Kiwi kids' bedrooms will become research labs in a world-first study exploring the complex link between poor sleep and bad eating.
Research has suggested that sleep loss, while not a direct cause of weight gain, can set up the right conditions for poor eating among children – especially when energy-dense foods are close at hand.
But the reasons why were much less clear.
A new project, being led by Otago University researchers Associate Professor Barbara Galland and Professor Rachael Taylor, built off what we knew from the few studies done to date.
They'd indicated that even just a few hours of sleep over one to five nights could increase energy intake by 7 to 21 per cent.
Given the damaging health impacts of childhood obesity - and the knock-on risk that created for later life – the researchers felt it was critical to take a deeper look.
Specifically, they wanted to know if poor sleep increased eating even when a child's stomach was full, if there were any changes in when, where and how much they ate, and if it led to weight gain and more time sitting down.
While most studies in adults had been conducted in carefully controlled experiments in sleep labs over several days, it wasn't so straightforward when it came to kids.
"Because of ethical constraints, we can not simply take children out of their home for a week to mimic the adult lab studies, control sleep schedules, and investigate how food intake might change when sleep-deprived," Galland said.
"Instead, and with the help of parents, we will turn children's bedrooms into 'pseudo sleep laboratories' by night, and apply carefully considered sleep and wake times to manipulate children's sleep for both sleep loss and gain."
The children would be monitored using a sleep watch with a motion sensor that could tell when they were awake and how active they were.
After a week, the researchers would have enough information to know how they normally slept.
"Back in the lab, we take the information from the watch to work out what their normal sleep and wake times are," Taylor said.
"We use this information to then ask them to either restrict their sleep by going to bed one hour later than their normal for a week, but wake at the same time, or extend their sleep for a week."

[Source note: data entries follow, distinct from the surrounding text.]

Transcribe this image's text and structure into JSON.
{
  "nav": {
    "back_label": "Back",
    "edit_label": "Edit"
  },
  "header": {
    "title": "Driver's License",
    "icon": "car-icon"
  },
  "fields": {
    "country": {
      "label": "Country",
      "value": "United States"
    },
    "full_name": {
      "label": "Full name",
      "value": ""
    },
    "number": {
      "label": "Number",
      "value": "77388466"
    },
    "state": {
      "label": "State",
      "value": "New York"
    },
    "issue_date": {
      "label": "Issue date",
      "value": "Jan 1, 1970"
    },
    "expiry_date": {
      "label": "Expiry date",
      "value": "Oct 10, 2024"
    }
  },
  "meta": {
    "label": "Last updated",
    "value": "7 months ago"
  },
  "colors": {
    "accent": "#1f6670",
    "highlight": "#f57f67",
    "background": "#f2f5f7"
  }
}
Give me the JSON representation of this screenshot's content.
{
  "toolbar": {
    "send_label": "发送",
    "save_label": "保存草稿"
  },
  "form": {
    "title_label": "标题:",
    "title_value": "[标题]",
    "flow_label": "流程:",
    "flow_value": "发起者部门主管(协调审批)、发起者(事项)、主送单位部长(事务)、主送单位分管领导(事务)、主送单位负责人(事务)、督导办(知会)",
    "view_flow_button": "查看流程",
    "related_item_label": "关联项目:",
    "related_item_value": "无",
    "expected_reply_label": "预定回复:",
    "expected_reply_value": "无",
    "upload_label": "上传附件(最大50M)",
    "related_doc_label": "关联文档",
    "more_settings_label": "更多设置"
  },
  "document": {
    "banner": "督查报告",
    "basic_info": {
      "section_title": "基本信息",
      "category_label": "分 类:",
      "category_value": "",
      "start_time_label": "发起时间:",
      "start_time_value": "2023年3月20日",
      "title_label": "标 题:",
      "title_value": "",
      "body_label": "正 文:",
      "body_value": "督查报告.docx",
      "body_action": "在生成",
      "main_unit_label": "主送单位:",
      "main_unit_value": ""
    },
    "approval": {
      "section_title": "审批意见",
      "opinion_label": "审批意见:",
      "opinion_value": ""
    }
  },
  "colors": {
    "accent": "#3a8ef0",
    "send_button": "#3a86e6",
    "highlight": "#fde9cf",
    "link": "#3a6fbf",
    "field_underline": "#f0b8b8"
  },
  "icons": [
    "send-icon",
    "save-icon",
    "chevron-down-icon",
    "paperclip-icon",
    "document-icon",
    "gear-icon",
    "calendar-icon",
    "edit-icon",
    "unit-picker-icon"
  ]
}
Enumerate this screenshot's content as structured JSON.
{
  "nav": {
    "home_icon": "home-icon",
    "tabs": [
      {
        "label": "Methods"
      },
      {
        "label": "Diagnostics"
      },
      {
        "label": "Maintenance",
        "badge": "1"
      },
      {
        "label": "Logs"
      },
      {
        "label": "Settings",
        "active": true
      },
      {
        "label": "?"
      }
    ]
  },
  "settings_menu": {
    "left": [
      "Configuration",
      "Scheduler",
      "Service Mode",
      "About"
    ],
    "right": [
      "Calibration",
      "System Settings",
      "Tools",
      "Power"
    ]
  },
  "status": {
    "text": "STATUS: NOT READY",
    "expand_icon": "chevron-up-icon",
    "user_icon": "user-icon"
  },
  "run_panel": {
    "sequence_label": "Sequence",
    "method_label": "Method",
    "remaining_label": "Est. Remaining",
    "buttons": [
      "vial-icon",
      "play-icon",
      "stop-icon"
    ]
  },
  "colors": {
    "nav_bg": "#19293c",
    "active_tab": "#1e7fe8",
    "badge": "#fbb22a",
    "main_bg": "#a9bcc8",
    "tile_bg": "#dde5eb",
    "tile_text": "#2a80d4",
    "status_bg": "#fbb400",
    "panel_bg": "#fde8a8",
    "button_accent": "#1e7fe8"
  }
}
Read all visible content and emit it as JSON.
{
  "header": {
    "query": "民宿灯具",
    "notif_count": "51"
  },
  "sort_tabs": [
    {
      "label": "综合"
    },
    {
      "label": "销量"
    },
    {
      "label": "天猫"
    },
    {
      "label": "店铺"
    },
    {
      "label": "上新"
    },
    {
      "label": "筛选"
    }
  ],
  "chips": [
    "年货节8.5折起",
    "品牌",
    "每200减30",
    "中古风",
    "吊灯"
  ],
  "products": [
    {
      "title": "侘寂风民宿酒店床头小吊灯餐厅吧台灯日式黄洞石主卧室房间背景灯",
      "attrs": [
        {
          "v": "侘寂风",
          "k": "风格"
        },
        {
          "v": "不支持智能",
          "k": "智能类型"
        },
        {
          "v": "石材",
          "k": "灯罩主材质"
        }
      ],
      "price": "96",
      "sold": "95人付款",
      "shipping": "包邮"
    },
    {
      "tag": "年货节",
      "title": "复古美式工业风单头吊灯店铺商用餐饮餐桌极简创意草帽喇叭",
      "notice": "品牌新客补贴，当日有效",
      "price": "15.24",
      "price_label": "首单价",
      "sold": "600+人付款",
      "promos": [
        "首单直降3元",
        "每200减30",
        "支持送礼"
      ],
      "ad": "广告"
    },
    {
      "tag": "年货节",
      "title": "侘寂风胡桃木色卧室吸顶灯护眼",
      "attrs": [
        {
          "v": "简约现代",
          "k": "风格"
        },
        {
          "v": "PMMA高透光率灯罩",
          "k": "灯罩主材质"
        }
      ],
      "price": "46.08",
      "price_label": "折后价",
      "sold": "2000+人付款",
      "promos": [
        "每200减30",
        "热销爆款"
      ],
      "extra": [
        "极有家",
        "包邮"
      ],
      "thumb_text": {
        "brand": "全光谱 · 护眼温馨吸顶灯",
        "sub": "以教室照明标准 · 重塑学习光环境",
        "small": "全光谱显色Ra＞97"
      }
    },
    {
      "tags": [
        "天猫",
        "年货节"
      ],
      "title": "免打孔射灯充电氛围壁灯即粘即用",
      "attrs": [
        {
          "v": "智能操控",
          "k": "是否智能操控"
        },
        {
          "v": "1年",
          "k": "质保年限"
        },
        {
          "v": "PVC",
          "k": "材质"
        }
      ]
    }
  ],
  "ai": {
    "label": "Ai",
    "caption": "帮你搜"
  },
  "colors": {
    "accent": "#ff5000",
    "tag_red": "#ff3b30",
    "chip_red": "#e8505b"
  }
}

The children would then be given a week off to get their sleep patterns back to normal, before switching to the alternate regime for another week.
"This crossover in the design means each child acts as his or her own control in the experiment to compare differences in what and how much they eat between the restricted and extended sleep conditions," Galland said.
Throughout the study, the children would come into the lab for feeding experiments.
"Here they get offered treat foods after eating full meal, to see if the amount they eat differs between the restricted and extended sleep conditions," Taylor said.
"We also have them participate in a computerised task where they rate their desire for many different food types.
"We also find out where, how much, and what they eat going about their normal daily lives by having them wear wearable cameras over two days of each experimental week."
It was hoped the study – the largest of its kind in the world, and supported by a Marsden Fund grant – would ultimately help inform sleep guidelines for children.
Most of the sleep recommendations for children were built around how much sleep children need to behave well and perform to their best in the classroom.
"However, we know that many children worldwide get less than the recommended amounts- and New Zealand children are no exception," Galland said.
"If we can build the evidence towards knowing how much sleep children need for healthy eating – then that will give parents, educators, health professionals and policymakers something tangible to work with.
"Showing exactly how poor sleep may promote unhealthy eating and ultimately weight gain, has huge benefits for additional health advice around obesity prevention that currently has a main focus on nutrition and exercise."